中午吃饭的空隙,许问真把赖斯理拉到一边,询问了一些春明信息办项目进场准备的情况。然后他问到:“兄弟,昨晚上老板单独跟谢良工吃饭,你怎么看这事儿?”
赖斯理就笑了:“你们都觉得很奇怪,老谢甚至觉得自己被单独宠幸很得意,其实从我来看,完全正常,这才是苏文娜,她要不这么做才叫奇怪。”
见许问真不解地看着自己,赖斯理又说了:“老板刚上任,你认为她最关心什么事情?”
“当然是生意咯,公司请她难道是让她来谈恋爱的。”
“哟,你吃醋啦。”赖斯理坏笑着说。
许问真不屑地说:“别扯淡,难道不是吗?”
“你说的当然很重要,但老板也怕你们丫几个抱成铁板一块,共同对付她。所以她就得让你们内斗,内斗的方式就是在你们内部树立假想敌,这就是为什么她要大张旗鼓表扬你,而且公开通知单独跟老谢吃饭的原因。就是为了把你和谢良工树立成假想敌。让你跟老谢争宠,同时让老申和老纪恨你们,你说现在是不是这个局面。”
“权力的游戏!” 许问真被惊得呆若木鸡,这番话骇人听闻,却又完全在情理之中。这他妈也太厚黑了,咱哥几个完全是提线木偶啊!可这木偶你还不得不演下去。朝廷的水比江湖深多了啊!
赖斯理见他被惊得脸色苍白,有点后悔自己说话太直白了,点破老板的玄机是做人臣的一大忌讳啊!曹操杀杨修不就是因为这个吗?想到这里,赶紧转圜说:
“哎呀兄弟,我那都是胡说八道,你放心,老板现在对你是真爱,对老谢是宠爱,对老申是友爱,对老纪嘛,啊,是缅怀。” 话没说完,赖斯理恨不得抽自己一个嘴巴,这不是比刚才还直白吗?
许问真用不可思议的目光打量着赖斯理,好像不认识似的:这哪是一个钢铁直男,完全是一个隐士高人啊!大隐隐于朝,中隐隐于市,小隐隐于野。他这是大隐了。幸亏跟这孙子关系不错,不仅能当眼线,还能做谋士。
想到这里,他便用拳头轻轻怼了一下赖斯理孕妇似的肚子,说:“多承指教,兄弟。” 意思是:信息收到,我知道这些话的轻重,定会让它烂在肚子里。
赖斯理就轻轻拍了拍他的肩膀,双方心照不宣,点了盟友关系的确认键。
然后两人一同回到会议室。许问真有午休的习惯,可下午的会马上开始,没时间歇晌了,他就不停地打着哈欠,眼泪鼻涕不停地冒,跟犯了鸦片烟瘾似的,那样子要多埋汰有多埋汰。谢良工就含沙射影地嘲笑他:“许总还有午休的习惯,日子过得滋润嘛。” 言下之意:你不是一个合格的监工。
许问真当然知道他的意思,跟自己争宠嘛!见没有女士,就笑着说:“午休很重要,充足的睡眠能保证高质量的性生活,男人嘛,争权夺利,不就为了高质量的性生活吗?”他打算学学赖斯理的韬晦之术,用玩世不恭掩盖一下自己的锋芒。

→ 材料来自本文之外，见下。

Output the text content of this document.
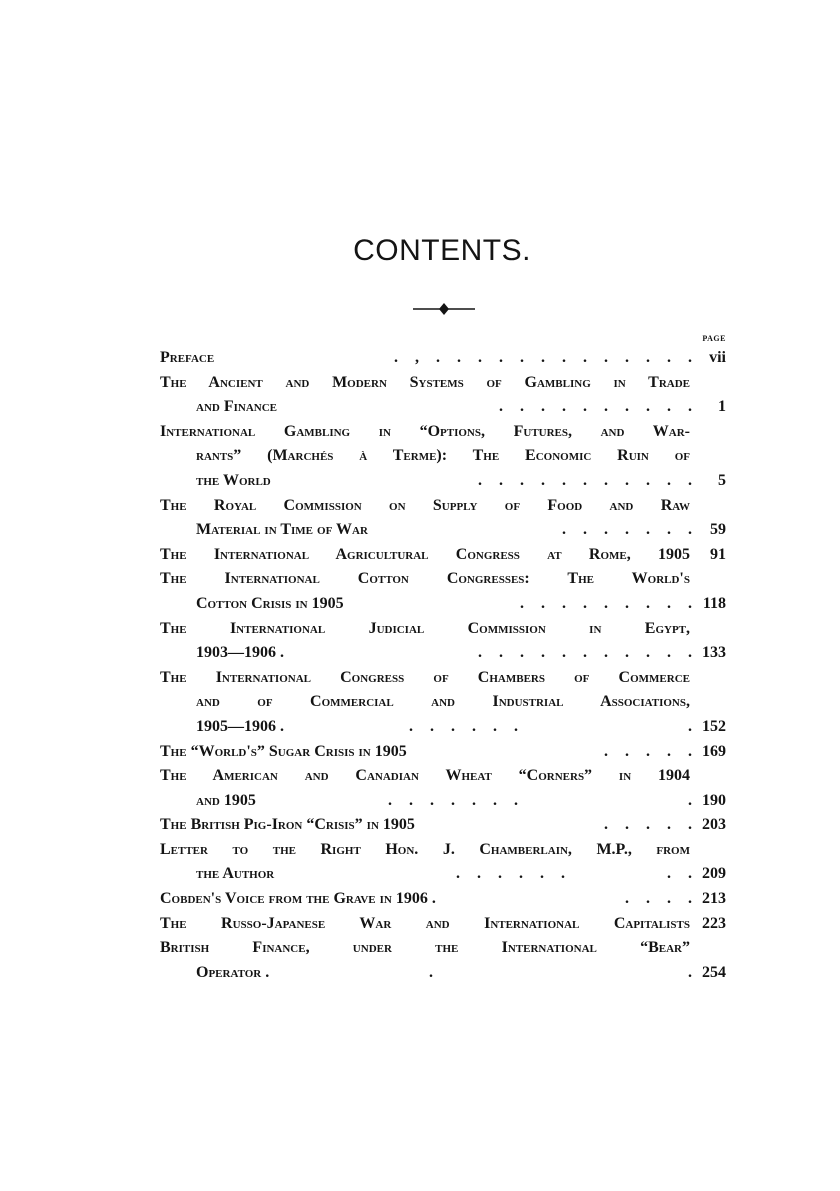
CONTENTS.
PAGE
Preface	. , . . . . . . . . . . . . .	vii
The Ancient and Modern Systems of Gambling in Trade
and Finance	. . . . . . . . . .	1
International Gambling in “Options, Futures, and War-
rants” (Marchés à Terme): The Economic Ruin of
the World	. . . . . . . . . . .	5
The Royal Commission on Supply of Food and Raw
Material in Time of War	. . . . . . .	59
The International Agricultural Congress at Rome, 1905	91
The International Cotton Congresses: The World's
Cotton Crisis in 1905	. . . . . . . . . 118
The International Judicial Commission in Egypt,
1903—1906 .	. . . . . . . . . . . 133
The International Congress of Chambers of Commerce
and of Commercial and Industrial Associations,
1905—1906 .	. . . . . .          . 152
The “World's” Sugar Crisis in 1905	. . . . . 169
The American and Canadian Wheat “Corners” in 1904
and 1905	. . . . . . .          . 190
The British Pig-Iron “Crisis” in 1905	. . . . . 203
Letter to the Right Hon. J. Chamberlain, M.P., from
the Author	. . . . . .      . . 209
Cobden's Voice from the Grave in 1906 .	. . . . 213
The Russo-Japanese War and International Capitalists 223
British Finance, under the International “Bear”
Operator .	.               . 254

申长岭这个淫贼哪肯放过这个机会,就坏笑着问:“高质量的标准是什么?”
老纪是人胖不识愁滋味,也笑着说:“至少比五分钟长,比五毫升多吧。”
许问真一下就笑了,说:“老纪心宽体胖,睡眠一定很充足。” 他打心眼里佩服老纪这性格:无忧无虑,没心没肺。
恰好苏文娜跟市场部的女老板一起走进会议室,她大概在外面也听到了几句,虽然高质量的性生活是芸芸众生都渴望的,但她还是怒气冲冲地把记事本往桌上一扔,说到:“没点正形吗?这是开会,不是听评书窜茶馆。”
下午的会进展很顺利,几个大区做四季度的计划。
许问真倒是费了一些思量:对苏文娜来说,三季度必须力保,因为要站稳脚跟,四季度反而没这个需求了,做得再好也拿不到全年的奖励,还不如把业绩埋起来明年再用,可这话又不能公开讲,只能靠几个大区经理揣摩。可站在自己的角度是一定要全力冲刺的,不仅涉及到自己全年的奖金,还得帮兄弟们挣一份赏银,况且这还涉及到自己和团队的前程。
这样一算,反而简单了,顺其自然便甚好。
中场休息的时候,许问真实在困的不行,便来到赖斯理的座位,半躺半坐地瘫在椅子上,脑袋半靠着椅背,以一种极难受的姿势,迷迷糊糊打了会儿盹。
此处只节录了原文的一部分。